A 15-g sample of radioactive iodine decays in such a way that the mass remaining after t days is given by m(t) = 15e^(−0.051t), where m(t) is measured in grams. After how many days is there only 3 g remaining?
Solve 3 = 15 e^(−0.051t) for t
0.2 = e^(−0.051t)
ln (0.2) = -1.609 = -0.051 t
t = 31.6 (days)
Well, it seems like the radioactive iodine is going on a strict diet! To find out how many days it takes for there to be only 3 grams remaining, we can set up an equation.

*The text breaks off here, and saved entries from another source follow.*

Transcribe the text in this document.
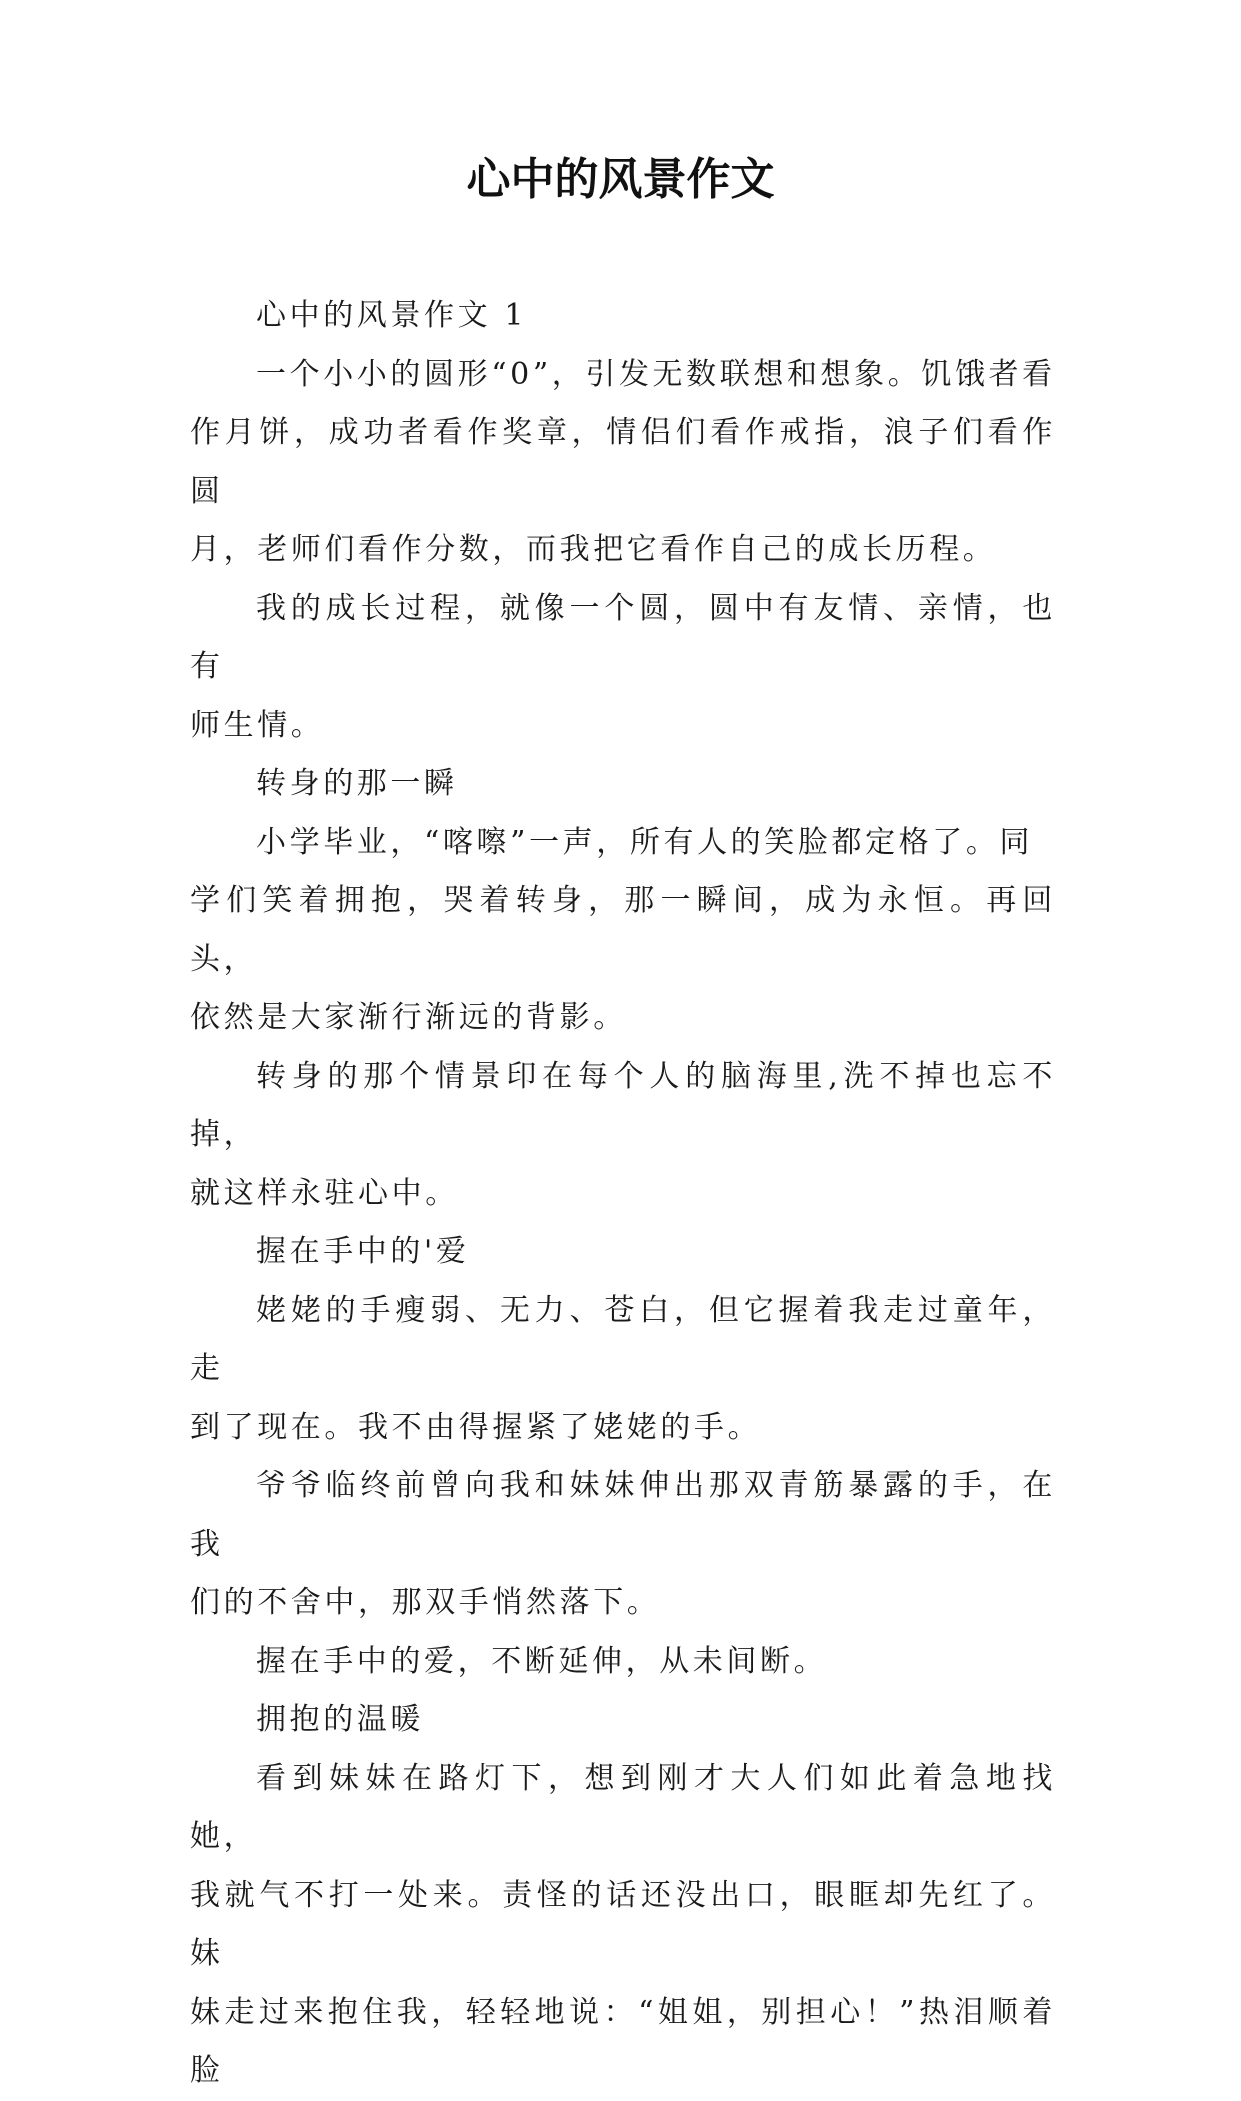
心中的风景作文

心中的风景作文 1

一个小小的圆形“0”，引发无数联想和想象。饥饿者看
作月饼，成功者看作奖章，情侣们看作戒指，浪子们看作圆
月，老师们看作分数，而我把它看作自己的成长历程。

我的成长过程，就像一个圆，圆中有友情、亲情，也有
师生情。

转身的那一瞬

小学毕业，“喀嚓”一声，所有人的笑脸都定格了。同
学们笑着拥抱，哭着转身，那一瞬间，成为永恒。再回头，
依然是大家渐行渐远的背影。

转身的那个情景印在每个人的脑海里,洗不掉也忘不掉，
就这样永驻心中。

握在手中的'爱

姥姥的手瘦弱、无力、苍白，但它握着我走过童年，走
到了现在。我不由得握紧了姥姥的手。

爷爷临终前曾向我和妹妹伸出那双青筋暴露的手，在我
们的不舍中，那双手悄然落下。

握在手中的爱，不断延伸，从未间断。

拥抱的温暖

看到妹妹在路灯下，想到刚才大人们如此着急地找她，
我就气不打一处来。责怪的话还没出口，眼眶却先红了。妹
妹走过来抱住我，轻轻地说：“姐姐，别担心！”热泪顺着脸
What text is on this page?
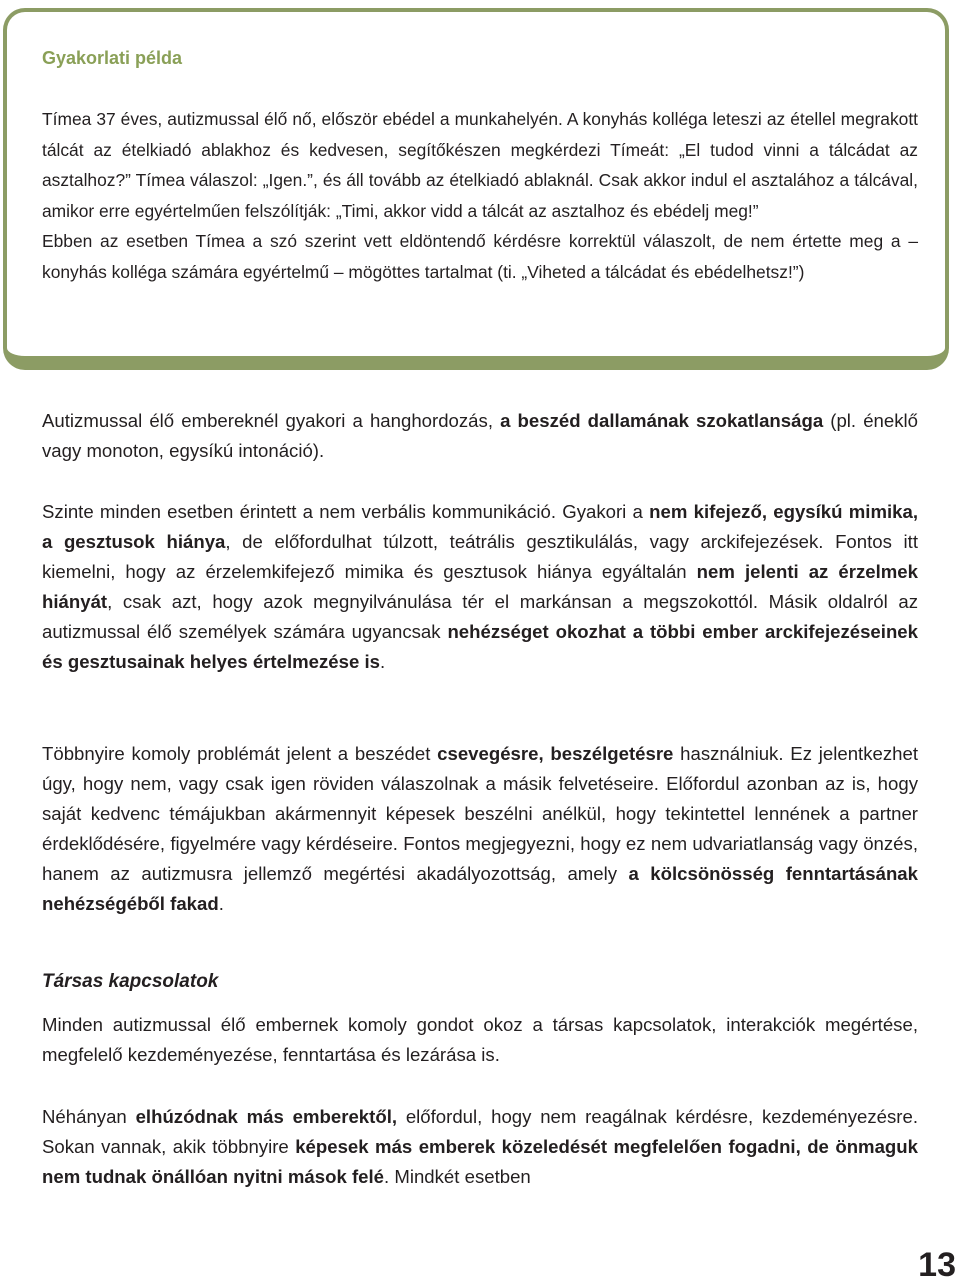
Gyakorlati példa

Tímea 37 éves, autizmussal élő nő, először ebédel a munkahelyén. A konyhás kolléga leteszi az étellel megrakott tálcát az ételkiadó ablakhoz és kedvesen, segítőkészen megkérdezi Tímeát: „El tudod vinni a tálcádat az asztalhoz?” Tímea válaszol: „Igen.”, és áll tovább az ételkiadó ablaknál. Csak akkor indul el asztalához a tálcával, amikor erre egyértelműen felszólítják: „Timi, akkor vidd a tálcát az asztalhoz és ebédelj meg!”

Ebben az esetben Tímea a szó szerint vett eldöntendő kérdésre korrektül válaszolt, de nem értette meg a – konyhás kolléga számára egyértelmű – mögöttes tartalmat (ti. „Viheted a tálcádat és ebédelhetsz!”)

Autizmussal élő embereknél gyakori a hanghordozás, a beszéd dallamának szokatlansága (pl. éneklő vagy monoton, egysíkú intonáció).

Szinte minden esetben érintett a nem verbális kommunikáció. Gyakori a nem kifejező, egysíkú mimika, a gesztusok hiánya, de előfordulhat túlzott, teátrális gesztikulálás, vagy arckifejezések. Fontos itt kiemelni, hogy az érzelemkifejező mimika és gesztusok hiánya egyáltalán nem jelenti az érzelmek hiányát, csak azt, hogy azok megnyilvánulása tér el markánsan a megszokottól. Másik oldalról az autizmussal élő személyek számára ugyancsak nehézséget okozhat a többi ember arckifejezéseinek és gesztusainak helyes értelmezése is.

Többnyire komoly problémát jelent a beszédet csevegésre, beszélgetésre használniuk. Ez jelentkezhet úgy, hogy nem, vagy csak igen röviden válaszolnak a másik felvetéseire. Előfordul azonban az is, hogy saját kedvenc témájukban akármennyit képesek beszélni anélkül, hogy tekintettel lennének a partner érdeklődésére, figyelmére vagy kérdéseire. Fontos megjegyezni, hogy ez nem udvariatlanság vagy önzés, hanem az autizmusra jellemző megértési akadályozottság, amely a kölcsönösség fenntartásának nehézségéből fakad.

Társas kapcsolatok

Minden autizmussal élő embernek komoly gondot okoz a társas kapcsolatok, interakciók megértése, megfelelő kezdeményezése, fenntartása és lezárása is.

Néhányan elhúzódnak más emberektől, előfordul, hogy nem reagálnak kérdésre, kezdeményezésre. Sokan vannak, akik többnyire képesek más emberek közeledését megfelelően fogadni, de önmaguk nem tudnak önállóan nyitni mások felé. Mindkét esetben

13
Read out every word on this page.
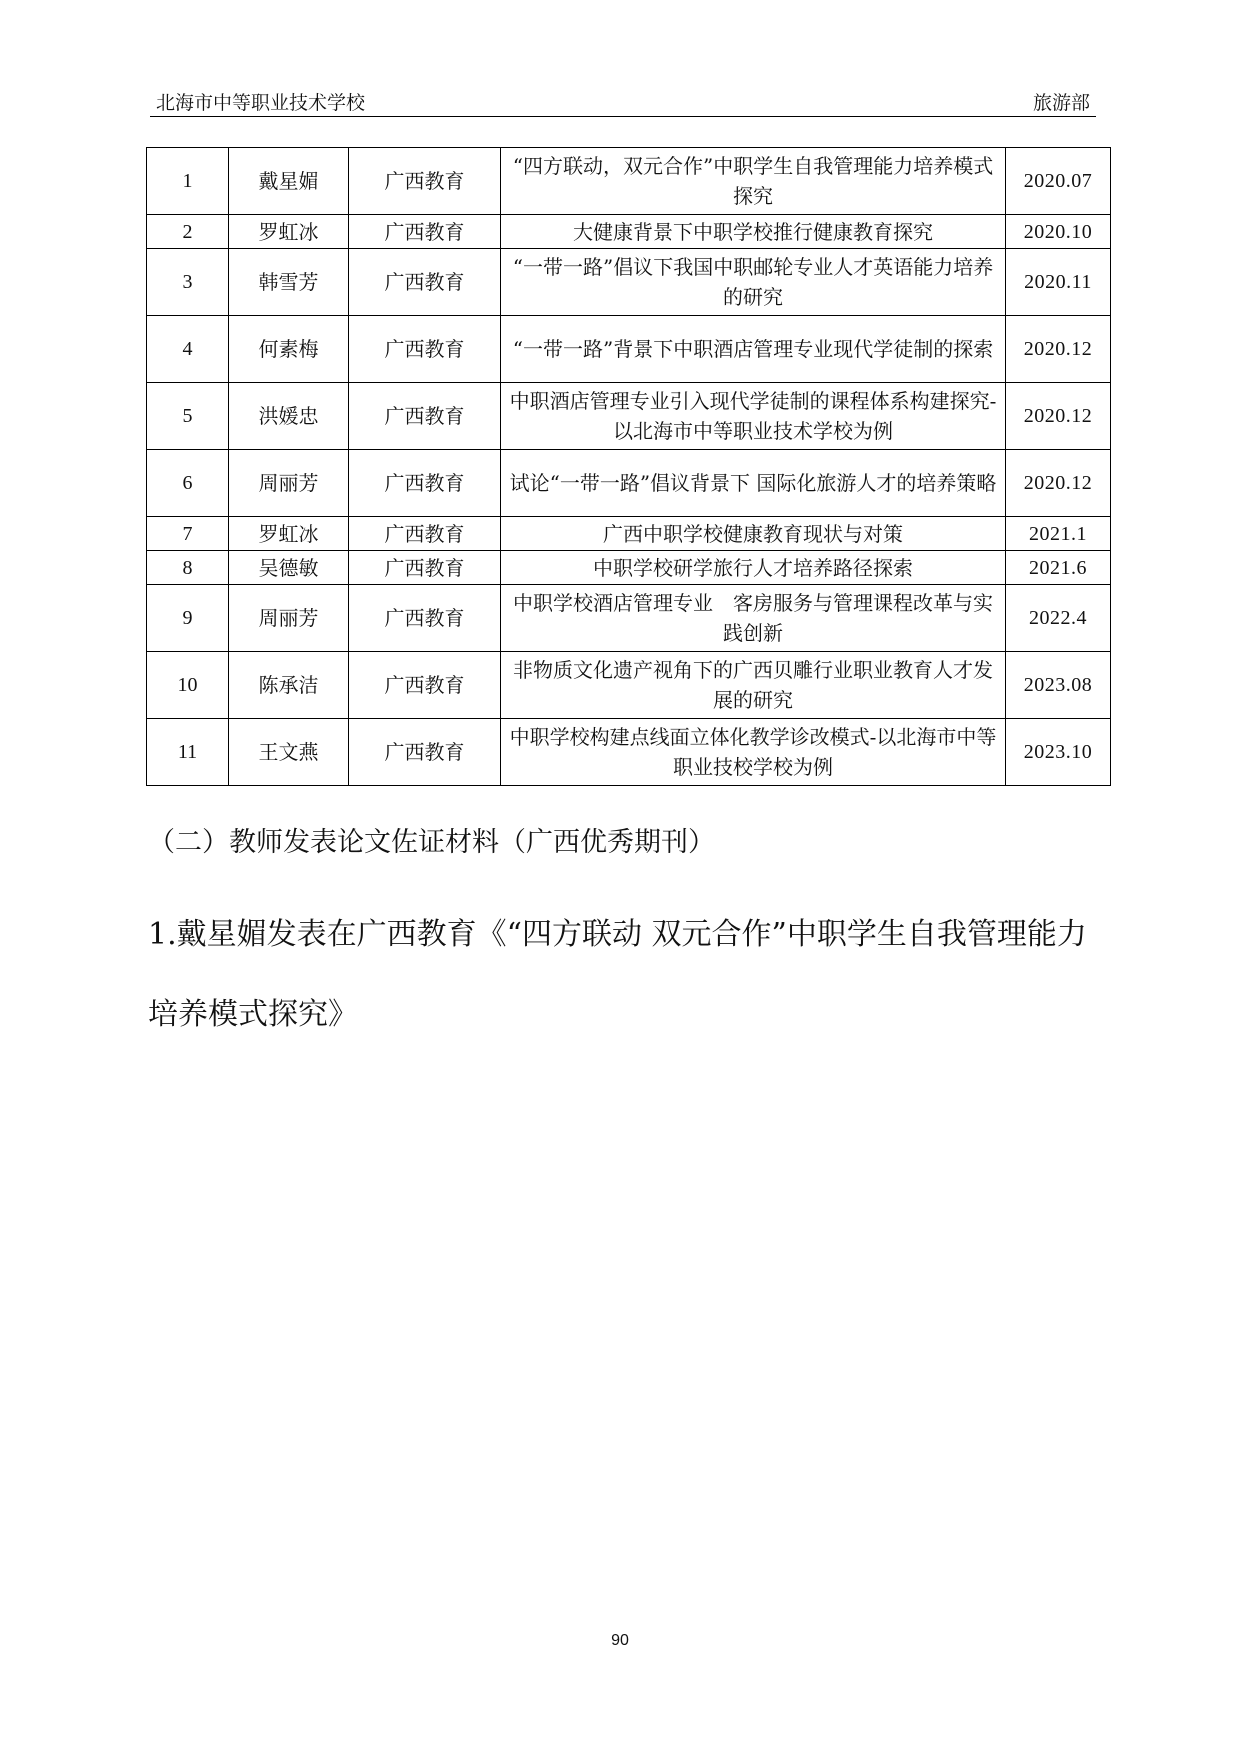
北海市中等职业技术学校	旅游部
1	戴星媚	广西教育	“四方联动，双元合作”中职学生自我管理能力培养模式探究	2020.07
2	罗虹冰	广西教育	大健康背景下中职学校推行健康教育探究	2020.10
3	韩雪芳	广西教育	“一带一路”倡议下我国中职邮轮专业人才英语能力培养的研究	2020.11
4	何素梅	广西教育	“一带一路”背景下中职酒店管理专业现代学徒制的探索	2020.12
5	洪媛忠	广西教育	中职酒店管理专业引入现代学徒制的课程体系构建探究-以北海市中等职业技术学校为例	2020.12
6	周丽芳	广西教育	试论“一带一路”倡议背景下 国际化旅游人才的培养策略	2020.12
7	罗虹冰	广西教育	广西中职学校健康教育现状与对策	2021.1
8	吴德敏	广西教育	中职学校研学旅行人才培养路径探索	2021.6
9	周丽芳	广西教育	中职学校酒店管理专业　客房服务与管理课程改革与实践创新	2022.4
10	陈承洁	广西教育	非物质文化遗产视角下的广西贝雕行业职业教育人才发展的研究	2023.08
11	王文燕	广西教育	中职学校构建点线面立体化教学诊改模式-以北海市中等职业技校学校为例	2023.10
（二）教师发表论文佐证材料（广西优秀期刊）
1.戴星媚发表在广西教育《“四方联动 双元合作”中职学生自我管理能力培养模式探究》
90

We know that m(t) = 15e^(-0.051t), where m(t) represents the mass remaining after t days. We want to find the value of t when m(t) equals 3 grams. So, we can set up the equation:
3 = 15e^(-0.051t)
Now, let's do some "math"emagics to solve this equation:
3/15 = e^(-0.051t)
1/5 = e^(-0.051t)
To untangle this exponential equation, we can take the natural logarithm of both sides:
ln(1/5) = -0.051t
Now, let's do some more calculations:
t = ln(1/5) / -0.051
And when you plug this into a handy calculator or do some number crunching, you'll find that t ≈ 28.8084.
So, after approximately 28.8084 days, there will be only 3 grams of radioactive iodine remaining. Just long enough for it to show up on a scale and then make a swift exit.
To find the number of days after which there is only 3g remaining, we need to solve the equation m(t) = 3.
Given:
m(t) = 15e^(-0.051t)
m(t) = 3
We can set up the equation as follows:
15e^(-0.051t) = 3
To isolate the exponential term, divide both sides of the equation by 15:
e^(-0.051t) = 3/15
Simplifying the right side gives:
e^(-0.051t) = 1/5
To solve for t, take the natural logarithm (ln) of both sides of the equation:
ln(e^(-0.051t)) = ln(1/5)
Simplifying the left side using the property ln(e^x) = x:
-0.051t = ln(1/5)
Now, divide both sides of the equation by -0.051:
t = (ln(1/5)) / -0.051
Using a calculator, evaluate the right side:
t ≈ 54.8
Therefore, there will be only 3g remaining after approximately 54.8 days.
To find out after how many days there is only 3 g of the radioactive iodine remaining, we need to solve the equation m(t) = 3, where m(t) represents the mass remaining after t days.
The given equation for the mass remaining after t days is m(t) = 15e^(-0.051t).
Setting m(t) = 3, we have:
3 = 15e^(-0.051t)
To solve this equation for t, we will use logarithms.
First, divide both sides of the equation by 15:
3/15 = e^(-0.051t)
0.2 = e^(-0.051t)
Next, take the natural logarithm (ln) of both sides of the equation:
ln(0.2) = ln(e^(-0.051t))
Using the logarithmic property ln(e^x) = x, we simplify further:
ln(0.2) = -0.051t
Now, divide both sides of the equation by -0.051:
ln(0.2)/(-0.051) = t
Using a calculator, find the value of ln(0.2)/(-0.051):
t ≈ 76.8
Therefore, after approximately 76.8 days, there will be only 3 g of radioactive iodine remaining.